I don't know the Lord's will in this, but
I believe He wants the boys here.
We love them so much, we love
their mother. These children have become a part
of our family. I pray that they always will
be, and that the Lord will use us any way
He sees fit.
Oh how I wish my Mom were here right now. To see the kids.
To know they're home. She would be so happy.

Friday, February 5, 2010

Just An Ordinary Day

In the play "Our Town", one of the characters
gets the chance to choose one day
to go back to. To re-live.
I remember the author's writing that described the character
as an observer of an ordinary day in her life.
If I were given the opportunity to go back, observe,
enjoy, just one day out of my life,
I would choose the day that we
went to the Bronx Zoo.
Not because it was a holiday, a birthday, a wedding.
Not because it was any different than any other
day.
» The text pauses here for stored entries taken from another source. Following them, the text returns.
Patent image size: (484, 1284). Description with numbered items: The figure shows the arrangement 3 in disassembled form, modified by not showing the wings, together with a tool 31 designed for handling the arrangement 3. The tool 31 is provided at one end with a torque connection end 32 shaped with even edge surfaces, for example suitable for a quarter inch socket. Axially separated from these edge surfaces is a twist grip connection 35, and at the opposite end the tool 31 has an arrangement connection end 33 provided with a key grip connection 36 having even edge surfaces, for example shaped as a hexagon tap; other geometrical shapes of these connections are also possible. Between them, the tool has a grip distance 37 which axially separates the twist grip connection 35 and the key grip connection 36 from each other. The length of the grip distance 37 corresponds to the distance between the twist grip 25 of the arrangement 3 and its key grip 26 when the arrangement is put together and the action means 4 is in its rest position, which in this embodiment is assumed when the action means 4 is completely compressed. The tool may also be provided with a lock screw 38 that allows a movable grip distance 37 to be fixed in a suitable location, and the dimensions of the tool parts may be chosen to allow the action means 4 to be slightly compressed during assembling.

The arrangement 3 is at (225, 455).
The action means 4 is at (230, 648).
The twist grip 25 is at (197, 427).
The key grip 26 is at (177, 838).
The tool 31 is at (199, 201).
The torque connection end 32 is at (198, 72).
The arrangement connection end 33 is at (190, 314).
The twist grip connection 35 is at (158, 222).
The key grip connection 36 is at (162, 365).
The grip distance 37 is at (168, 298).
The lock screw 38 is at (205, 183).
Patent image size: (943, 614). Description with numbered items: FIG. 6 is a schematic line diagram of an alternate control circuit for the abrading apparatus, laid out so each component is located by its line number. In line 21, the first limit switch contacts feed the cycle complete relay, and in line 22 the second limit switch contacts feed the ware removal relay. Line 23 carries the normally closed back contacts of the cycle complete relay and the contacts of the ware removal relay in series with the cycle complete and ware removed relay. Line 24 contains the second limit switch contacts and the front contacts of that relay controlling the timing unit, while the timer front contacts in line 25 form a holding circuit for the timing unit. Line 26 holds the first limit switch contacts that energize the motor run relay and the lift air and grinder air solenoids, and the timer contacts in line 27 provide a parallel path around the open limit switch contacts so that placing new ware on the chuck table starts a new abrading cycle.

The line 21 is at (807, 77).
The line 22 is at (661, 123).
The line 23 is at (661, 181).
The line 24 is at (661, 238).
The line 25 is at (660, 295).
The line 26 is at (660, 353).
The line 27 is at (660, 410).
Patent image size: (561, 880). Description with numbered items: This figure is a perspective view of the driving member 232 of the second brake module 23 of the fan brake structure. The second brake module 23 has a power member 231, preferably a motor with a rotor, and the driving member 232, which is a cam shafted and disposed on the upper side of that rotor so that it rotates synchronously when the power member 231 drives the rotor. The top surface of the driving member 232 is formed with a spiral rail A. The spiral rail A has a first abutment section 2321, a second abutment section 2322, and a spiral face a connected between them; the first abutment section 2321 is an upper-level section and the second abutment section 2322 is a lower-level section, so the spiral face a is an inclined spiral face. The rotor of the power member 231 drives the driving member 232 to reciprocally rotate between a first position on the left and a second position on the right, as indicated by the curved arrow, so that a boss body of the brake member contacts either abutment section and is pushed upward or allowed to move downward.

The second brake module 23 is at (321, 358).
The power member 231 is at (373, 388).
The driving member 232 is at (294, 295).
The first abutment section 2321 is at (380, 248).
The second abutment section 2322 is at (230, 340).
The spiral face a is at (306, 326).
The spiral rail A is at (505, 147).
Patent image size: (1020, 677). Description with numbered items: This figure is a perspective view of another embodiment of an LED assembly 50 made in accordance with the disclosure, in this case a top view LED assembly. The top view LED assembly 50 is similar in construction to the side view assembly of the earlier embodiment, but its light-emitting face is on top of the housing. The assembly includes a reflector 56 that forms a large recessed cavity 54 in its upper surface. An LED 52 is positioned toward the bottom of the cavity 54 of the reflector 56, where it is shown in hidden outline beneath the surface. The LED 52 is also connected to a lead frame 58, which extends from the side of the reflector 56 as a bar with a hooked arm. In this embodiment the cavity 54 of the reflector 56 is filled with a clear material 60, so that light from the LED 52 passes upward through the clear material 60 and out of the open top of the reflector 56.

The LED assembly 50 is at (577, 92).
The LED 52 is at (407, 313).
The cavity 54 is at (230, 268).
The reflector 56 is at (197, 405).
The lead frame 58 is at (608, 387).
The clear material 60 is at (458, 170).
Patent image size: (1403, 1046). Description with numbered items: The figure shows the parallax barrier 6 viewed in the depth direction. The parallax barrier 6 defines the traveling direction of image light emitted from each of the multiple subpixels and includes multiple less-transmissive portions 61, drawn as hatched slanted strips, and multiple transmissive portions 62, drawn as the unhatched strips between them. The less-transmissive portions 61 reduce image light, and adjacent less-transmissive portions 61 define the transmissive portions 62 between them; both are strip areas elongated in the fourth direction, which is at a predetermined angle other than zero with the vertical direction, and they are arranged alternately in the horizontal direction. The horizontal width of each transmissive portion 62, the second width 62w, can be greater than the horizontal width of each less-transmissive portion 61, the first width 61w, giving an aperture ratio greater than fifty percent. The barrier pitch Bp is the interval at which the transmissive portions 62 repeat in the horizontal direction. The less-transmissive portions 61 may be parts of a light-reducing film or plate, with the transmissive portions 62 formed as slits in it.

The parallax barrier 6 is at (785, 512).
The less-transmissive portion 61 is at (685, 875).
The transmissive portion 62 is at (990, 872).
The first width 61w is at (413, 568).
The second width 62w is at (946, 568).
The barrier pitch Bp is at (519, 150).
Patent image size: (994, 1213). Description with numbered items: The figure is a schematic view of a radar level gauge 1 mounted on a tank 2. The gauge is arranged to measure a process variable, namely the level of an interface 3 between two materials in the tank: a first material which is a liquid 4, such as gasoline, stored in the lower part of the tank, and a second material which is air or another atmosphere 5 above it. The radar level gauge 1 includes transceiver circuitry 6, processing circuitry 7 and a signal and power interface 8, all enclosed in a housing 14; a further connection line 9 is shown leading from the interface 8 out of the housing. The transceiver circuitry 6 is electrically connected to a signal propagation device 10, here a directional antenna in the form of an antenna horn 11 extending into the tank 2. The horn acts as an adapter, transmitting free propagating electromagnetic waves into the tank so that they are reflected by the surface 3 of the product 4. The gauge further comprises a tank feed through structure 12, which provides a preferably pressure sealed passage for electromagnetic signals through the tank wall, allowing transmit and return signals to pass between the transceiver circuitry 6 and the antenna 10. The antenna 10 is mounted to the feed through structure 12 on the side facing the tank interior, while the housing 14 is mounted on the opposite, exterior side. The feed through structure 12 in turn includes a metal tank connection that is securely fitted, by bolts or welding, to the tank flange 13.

I would go back because it was
such an ordinary day.
Our lives had yet to be touched with mortality.
It was the last time that we were
all together, before life
was shadowed with cancer.
With death.
We spent a whole day together.
We walked through the zoo and enjoyed
each other's company. We met my
brother. We ate lunch.
We laughed.
The weather was perfect. We had so much
fun.
We thought there would be a million more
days like that one.
Less than one month after that trip to the
zoo, we found out my Mom was dying.
On that day, she wasn't dying.
We weren't hurting.
We weren't healing.
We were a family that was whole.
If I could go back, just for the day,
I would enjoy it more.
I would savour the time that we shared.
Some how I would make the day last longer.
I would slow down and enjoy it more.
It's funny how an ordinary day, spent with
loved ones, can become such a special
memory.
I'm so thankful that we shared that day together.
I'm so thankful that we had that time.
One thing that my Mother's illness and death has
taught me is how finite life is.
How you just never know when the ordinary
may become the extraordinary.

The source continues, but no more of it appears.